Principal photography took place in early February 2010 in Berlin, Germany, and in the Studio Babelsberg film studios. The bridge the taxi plunges from is the Oberbaumbrücke. The Friedrichstraße was blocked for several nights for the shooting of a car chase. Some of the shooting was done in the Hotel Adlon. Locations include the Neue Nationalgalerie, Berlin Hauptbahnhof, Berlin Friedrichstraße station, Pariser Platz, Museum Island, the Oranienburger Straße in Berlin and the Leipzig/Halle Airport. According to Andrew Rona, the budget was $40 million. Producer Joel Silver's US company Dark Castle Entertainment contributed $30 million. German public film funds supported the production with €4.65 million (more than $6 million). The working title was Unknown White Male.

== Release ==
Unknown was screened out of competition at the 61st Berlin International Film Festival. It was released in the United States on 18 February 2011.

===Critical response===
 Metacritic, which uses a weighted average, assigned the film a score of 56 out of 100, based on 38 critics, indicating "mixed or average" reviews. Audiences polled by CinemaScore gave the film an average grade of "B+" on an A+ to F scale.

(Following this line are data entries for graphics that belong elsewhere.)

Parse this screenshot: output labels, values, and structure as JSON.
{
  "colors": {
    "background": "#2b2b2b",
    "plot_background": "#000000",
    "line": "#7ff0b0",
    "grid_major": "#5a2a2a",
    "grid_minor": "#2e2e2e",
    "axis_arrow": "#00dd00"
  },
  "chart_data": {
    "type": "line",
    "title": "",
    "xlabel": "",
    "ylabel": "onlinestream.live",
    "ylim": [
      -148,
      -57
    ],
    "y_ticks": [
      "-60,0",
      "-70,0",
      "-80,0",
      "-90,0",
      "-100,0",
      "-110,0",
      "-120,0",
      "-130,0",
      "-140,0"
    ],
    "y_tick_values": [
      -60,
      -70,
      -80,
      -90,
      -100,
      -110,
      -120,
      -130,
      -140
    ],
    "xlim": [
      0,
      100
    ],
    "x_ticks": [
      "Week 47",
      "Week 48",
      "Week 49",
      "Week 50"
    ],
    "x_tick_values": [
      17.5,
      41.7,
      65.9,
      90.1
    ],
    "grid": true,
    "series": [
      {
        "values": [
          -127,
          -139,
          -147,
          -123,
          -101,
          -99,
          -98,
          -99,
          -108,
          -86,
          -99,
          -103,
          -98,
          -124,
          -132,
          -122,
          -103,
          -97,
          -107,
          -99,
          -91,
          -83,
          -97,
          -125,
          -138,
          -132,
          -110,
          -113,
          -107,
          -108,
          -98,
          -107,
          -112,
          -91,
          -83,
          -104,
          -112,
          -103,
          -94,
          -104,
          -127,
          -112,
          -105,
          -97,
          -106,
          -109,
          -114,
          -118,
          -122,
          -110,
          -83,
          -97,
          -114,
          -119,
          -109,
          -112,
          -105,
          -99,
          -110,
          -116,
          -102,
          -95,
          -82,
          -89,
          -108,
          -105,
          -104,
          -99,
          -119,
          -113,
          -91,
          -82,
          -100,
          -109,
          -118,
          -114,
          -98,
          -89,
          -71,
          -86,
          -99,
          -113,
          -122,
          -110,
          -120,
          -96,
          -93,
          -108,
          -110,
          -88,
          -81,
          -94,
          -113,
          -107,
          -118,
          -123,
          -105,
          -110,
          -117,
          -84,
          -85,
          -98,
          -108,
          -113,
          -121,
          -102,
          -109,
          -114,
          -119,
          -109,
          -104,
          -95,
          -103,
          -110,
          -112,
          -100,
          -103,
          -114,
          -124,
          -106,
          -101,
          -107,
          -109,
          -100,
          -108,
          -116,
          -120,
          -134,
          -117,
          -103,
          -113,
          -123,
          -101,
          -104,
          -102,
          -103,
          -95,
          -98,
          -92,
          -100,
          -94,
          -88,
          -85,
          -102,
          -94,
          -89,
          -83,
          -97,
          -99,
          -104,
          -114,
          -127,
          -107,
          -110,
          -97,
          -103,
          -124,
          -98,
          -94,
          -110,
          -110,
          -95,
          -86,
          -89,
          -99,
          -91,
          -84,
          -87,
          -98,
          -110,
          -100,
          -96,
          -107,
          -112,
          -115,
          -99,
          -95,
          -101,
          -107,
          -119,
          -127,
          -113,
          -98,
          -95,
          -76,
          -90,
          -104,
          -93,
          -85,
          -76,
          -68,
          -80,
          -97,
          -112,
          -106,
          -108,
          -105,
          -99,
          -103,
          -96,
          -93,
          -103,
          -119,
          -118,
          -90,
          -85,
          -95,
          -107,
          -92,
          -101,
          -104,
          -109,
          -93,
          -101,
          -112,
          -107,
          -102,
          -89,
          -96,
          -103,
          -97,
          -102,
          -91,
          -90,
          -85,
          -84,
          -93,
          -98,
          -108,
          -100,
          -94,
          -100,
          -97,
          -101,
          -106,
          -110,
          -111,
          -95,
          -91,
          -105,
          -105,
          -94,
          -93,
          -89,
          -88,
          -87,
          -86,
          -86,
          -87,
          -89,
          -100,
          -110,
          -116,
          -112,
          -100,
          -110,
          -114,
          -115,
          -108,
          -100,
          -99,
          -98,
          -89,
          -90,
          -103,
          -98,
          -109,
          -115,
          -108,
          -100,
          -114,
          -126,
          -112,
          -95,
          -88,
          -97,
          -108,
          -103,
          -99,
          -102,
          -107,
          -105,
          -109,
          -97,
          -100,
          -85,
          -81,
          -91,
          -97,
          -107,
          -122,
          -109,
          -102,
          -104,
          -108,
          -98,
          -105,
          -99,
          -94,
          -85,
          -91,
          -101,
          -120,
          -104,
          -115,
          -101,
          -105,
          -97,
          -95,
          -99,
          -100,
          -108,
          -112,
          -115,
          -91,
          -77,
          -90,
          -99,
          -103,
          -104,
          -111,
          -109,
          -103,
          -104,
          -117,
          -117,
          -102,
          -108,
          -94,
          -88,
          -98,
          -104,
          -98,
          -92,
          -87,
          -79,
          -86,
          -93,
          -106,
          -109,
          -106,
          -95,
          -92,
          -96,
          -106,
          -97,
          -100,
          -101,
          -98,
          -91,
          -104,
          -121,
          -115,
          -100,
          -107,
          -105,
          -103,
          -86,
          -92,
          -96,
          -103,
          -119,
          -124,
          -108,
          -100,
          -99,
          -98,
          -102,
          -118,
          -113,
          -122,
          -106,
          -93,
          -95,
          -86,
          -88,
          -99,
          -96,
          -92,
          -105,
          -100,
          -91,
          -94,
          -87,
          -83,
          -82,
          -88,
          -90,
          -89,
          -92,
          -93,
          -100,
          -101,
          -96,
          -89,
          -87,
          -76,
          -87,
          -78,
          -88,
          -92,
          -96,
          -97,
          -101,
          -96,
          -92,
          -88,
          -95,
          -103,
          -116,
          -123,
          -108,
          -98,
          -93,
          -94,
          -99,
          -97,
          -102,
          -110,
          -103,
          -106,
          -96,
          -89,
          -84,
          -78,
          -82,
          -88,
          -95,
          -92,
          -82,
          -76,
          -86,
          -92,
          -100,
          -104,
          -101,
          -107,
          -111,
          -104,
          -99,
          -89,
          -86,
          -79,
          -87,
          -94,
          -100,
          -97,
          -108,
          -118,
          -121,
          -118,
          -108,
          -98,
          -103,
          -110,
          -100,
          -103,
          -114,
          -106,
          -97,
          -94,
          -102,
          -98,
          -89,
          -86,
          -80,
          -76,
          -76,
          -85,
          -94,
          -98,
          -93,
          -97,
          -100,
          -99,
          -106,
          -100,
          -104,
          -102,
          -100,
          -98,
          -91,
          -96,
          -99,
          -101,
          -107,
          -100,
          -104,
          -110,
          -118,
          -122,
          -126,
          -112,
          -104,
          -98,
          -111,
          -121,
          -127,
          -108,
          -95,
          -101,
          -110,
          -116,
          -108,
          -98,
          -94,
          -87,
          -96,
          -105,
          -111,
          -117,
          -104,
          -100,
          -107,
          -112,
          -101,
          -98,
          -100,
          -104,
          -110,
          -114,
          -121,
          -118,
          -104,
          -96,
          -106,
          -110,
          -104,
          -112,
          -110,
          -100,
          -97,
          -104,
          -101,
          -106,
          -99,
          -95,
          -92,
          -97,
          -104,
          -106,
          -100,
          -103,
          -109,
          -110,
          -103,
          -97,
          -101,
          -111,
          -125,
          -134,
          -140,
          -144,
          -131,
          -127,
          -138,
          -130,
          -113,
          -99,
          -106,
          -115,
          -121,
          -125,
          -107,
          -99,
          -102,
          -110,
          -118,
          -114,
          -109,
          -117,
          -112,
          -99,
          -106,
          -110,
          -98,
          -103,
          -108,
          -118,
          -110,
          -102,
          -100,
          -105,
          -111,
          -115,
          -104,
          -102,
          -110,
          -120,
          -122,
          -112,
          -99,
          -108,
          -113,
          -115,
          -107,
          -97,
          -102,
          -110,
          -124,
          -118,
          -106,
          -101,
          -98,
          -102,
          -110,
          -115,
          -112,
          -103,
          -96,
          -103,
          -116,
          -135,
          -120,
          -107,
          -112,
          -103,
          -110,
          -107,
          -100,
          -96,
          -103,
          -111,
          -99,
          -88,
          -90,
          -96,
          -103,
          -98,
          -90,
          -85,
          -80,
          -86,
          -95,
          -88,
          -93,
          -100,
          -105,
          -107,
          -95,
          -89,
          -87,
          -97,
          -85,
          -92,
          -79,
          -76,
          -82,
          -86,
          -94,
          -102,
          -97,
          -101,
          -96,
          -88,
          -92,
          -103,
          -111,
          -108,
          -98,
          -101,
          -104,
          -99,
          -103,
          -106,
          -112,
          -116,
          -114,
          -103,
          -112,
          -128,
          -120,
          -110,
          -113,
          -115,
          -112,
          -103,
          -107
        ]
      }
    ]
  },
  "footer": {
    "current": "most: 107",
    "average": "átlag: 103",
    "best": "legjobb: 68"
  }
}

Richard Roeper gave the film a B+ and wrote, "At times, Unknown stretches plausibility to the near breaking point, but it's so well paced and the performances are so strong and most of the questions are ultimately answered. This is a very solid thriller." Justin Chang of Variety called it "an emotionally and psychologically threadbare exercise".

===Box office===
Unknown grossed $63.7 million in North America and $72.4 million in other territories for a worldwide total of $136.1 million.

It finished at number one opening at its first week of release with $21.9 million.

== Television series ==
In June 2021, it was announced that a sequel television series based on the film was in development at TNT. The project was to be produced by Dark Castle Entertainment where Sean Finegan would write the pilot, Karl Gajdusek and Speed Weed would serve as executive producers and show runners, Neeson also would serve as executive producer and Collet-Serra would direct the pilot and executive produce.